Electron microscopic evidence of impaired intramembrane particles and instability of the cytoskeletal network in band 4.2 deficiency in human red cells

: To obtain direct evidence of impaired intramembrane particles (IMPs) and a deranged cytoskeletal network in situ in human red cells of band 4.2 deficiency, electron microscopic studies were performed utilizing the freeze fracture method for IMPs and the quick-freeze deep-etching method for the cytoskeletal network. Three patients with three different previously identified mutations of the band 4.2 gene, i.e., band 4.2 Komatsu (homozygous; codon 175 GAT --> TAT), band 4.2 Nippon (homozygous; codon 142 GCT --> ACT), and band 4.2 Shiga (compound heterozygous; codon 317 CGC --> TGC and codon 142 GCT --> ACT), were selected for this study. The decrease in the number of IMPs with increase in their size was most marked in band 4.2 Komatsu, which was clinically most severe with no band 4.2 protein. In this regard, in band 4.2 Nippon, which showed moderate severity in clinical hematology with a nearly missing band 4.2 protein, increased sizing was less marked. The abnormalities in IMPs were the least in band 4.2 Shiga, which demonstrated compensated hemolysis with band 4.2 protein in a trace amount.
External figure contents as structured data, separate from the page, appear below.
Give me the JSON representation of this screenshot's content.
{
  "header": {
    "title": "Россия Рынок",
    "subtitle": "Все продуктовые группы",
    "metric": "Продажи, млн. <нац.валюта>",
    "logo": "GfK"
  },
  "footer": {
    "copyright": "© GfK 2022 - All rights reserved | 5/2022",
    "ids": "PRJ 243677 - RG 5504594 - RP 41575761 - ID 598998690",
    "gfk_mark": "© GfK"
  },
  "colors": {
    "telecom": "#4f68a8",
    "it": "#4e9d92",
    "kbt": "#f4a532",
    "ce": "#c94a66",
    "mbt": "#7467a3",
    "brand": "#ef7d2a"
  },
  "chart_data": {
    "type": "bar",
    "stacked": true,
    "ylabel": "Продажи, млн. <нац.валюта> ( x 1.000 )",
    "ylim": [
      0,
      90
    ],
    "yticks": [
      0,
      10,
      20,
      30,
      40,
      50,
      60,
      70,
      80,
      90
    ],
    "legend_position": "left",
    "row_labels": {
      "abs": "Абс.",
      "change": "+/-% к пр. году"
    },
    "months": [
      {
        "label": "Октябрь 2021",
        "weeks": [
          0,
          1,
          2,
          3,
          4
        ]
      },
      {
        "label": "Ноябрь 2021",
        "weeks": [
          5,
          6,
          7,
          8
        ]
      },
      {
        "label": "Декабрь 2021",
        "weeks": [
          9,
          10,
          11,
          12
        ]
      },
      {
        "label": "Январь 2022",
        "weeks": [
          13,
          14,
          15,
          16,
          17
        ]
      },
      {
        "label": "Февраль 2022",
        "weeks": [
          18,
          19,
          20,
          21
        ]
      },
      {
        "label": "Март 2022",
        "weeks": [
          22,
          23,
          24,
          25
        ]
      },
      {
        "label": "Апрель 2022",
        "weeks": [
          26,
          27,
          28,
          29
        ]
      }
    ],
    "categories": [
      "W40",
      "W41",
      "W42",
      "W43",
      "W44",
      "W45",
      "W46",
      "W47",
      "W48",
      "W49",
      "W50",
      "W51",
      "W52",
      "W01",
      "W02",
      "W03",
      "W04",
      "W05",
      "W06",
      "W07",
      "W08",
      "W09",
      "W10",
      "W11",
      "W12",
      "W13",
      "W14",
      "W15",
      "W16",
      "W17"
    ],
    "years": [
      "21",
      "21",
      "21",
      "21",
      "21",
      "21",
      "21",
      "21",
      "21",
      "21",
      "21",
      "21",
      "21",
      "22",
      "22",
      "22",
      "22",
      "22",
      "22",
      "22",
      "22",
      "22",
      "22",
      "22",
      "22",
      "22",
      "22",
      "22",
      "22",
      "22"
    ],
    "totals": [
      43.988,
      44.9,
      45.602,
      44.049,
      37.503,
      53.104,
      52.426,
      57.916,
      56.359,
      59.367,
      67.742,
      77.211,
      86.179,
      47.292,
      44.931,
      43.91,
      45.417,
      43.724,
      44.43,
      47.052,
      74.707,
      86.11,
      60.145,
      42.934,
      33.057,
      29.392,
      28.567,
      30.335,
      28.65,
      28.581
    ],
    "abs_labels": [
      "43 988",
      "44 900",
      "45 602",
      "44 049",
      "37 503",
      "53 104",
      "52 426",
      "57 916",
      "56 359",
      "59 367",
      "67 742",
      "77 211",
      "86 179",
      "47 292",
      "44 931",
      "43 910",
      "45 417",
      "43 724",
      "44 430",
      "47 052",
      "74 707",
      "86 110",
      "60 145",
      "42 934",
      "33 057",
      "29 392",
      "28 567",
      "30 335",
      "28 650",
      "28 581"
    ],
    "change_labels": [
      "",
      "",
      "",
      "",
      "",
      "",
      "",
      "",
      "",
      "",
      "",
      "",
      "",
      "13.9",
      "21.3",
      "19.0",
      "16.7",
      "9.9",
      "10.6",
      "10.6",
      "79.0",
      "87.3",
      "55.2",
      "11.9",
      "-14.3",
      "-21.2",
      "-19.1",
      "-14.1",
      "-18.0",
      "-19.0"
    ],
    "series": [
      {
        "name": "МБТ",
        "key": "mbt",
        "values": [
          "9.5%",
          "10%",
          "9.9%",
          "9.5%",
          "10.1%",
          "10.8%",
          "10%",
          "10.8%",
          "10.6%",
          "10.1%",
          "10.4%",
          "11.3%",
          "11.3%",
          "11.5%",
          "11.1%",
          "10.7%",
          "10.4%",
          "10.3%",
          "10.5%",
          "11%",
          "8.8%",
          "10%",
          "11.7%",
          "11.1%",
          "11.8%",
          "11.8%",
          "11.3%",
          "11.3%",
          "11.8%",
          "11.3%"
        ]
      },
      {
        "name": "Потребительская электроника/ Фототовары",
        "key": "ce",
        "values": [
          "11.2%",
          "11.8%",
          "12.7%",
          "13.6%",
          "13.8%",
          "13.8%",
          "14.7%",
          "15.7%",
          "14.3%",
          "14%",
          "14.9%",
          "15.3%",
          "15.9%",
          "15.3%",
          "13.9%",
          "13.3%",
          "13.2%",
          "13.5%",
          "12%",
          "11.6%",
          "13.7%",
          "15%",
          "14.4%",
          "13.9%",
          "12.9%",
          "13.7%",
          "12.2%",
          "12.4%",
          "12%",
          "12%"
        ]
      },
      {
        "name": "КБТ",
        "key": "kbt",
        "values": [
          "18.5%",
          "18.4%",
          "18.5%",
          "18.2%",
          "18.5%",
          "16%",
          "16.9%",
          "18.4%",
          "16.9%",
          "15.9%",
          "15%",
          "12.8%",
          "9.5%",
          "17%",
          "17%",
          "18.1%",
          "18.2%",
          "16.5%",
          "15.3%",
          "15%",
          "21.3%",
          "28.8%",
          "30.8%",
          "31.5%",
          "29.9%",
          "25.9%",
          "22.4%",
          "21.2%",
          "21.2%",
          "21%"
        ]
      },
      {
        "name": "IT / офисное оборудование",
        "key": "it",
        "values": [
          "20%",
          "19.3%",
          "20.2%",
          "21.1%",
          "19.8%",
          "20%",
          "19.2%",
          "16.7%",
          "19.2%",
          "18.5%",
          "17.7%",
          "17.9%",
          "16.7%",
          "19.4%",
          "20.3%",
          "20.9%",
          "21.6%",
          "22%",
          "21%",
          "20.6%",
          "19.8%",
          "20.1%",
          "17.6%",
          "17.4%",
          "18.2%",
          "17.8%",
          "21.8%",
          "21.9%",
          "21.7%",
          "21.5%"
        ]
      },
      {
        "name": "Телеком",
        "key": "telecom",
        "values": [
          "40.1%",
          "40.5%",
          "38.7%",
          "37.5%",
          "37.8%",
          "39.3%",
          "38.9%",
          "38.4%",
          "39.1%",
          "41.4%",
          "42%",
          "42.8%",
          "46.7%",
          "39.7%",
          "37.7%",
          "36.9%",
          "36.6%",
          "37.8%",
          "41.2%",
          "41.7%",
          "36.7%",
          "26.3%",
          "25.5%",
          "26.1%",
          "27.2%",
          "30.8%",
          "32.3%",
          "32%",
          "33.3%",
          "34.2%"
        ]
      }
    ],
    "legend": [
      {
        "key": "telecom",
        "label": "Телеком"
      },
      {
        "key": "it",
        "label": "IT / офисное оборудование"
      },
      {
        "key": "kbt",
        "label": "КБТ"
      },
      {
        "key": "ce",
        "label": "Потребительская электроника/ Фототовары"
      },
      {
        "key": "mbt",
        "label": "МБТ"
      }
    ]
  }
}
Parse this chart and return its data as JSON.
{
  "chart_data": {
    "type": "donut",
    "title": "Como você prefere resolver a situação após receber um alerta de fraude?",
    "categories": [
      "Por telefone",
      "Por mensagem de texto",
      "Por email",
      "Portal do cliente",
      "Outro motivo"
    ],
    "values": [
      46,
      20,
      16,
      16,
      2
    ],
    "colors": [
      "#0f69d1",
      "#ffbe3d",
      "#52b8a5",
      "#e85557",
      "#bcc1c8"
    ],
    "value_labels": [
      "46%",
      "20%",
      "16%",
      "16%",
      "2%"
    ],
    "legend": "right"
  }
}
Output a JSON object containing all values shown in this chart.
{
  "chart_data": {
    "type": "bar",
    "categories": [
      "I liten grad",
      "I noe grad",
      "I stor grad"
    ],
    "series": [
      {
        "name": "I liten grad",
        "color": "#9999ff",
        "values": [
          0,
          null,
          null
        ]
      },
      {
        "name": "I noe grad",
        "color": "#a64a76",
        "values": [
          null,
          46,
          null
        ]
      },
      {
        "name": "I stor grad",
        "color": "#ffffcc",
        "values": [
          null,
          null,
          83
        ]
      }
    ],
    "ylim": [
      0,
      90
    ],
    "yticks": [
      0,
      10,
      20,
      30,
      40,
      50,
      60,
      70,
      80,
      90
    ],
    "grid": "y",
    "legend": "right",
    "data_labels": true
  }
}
The extent of the impairment of IMPs may be reflected by the total absence or the presence of band 4.2 protein even in a trace amount and/or by the specific site(s) of the mutation of the band 4.2 gene. Derangement of the cytoskeletal network was also observed in these three patients. It was most abnormal in band 4.2 Komatsu, and less so in band 4.2 Nippon and in band 4.2 Shiga. These results clearly indicate that 1) band 4.2 plays an important role not only in its binding to band 3 but also to the skeletal network (mostly to spectrins) vertically, and 2) its deficiency produces critical abnormality in maintenance of the structural and functional integrity of the integral proteins (such as band 3), as well as the cytoskeletal network.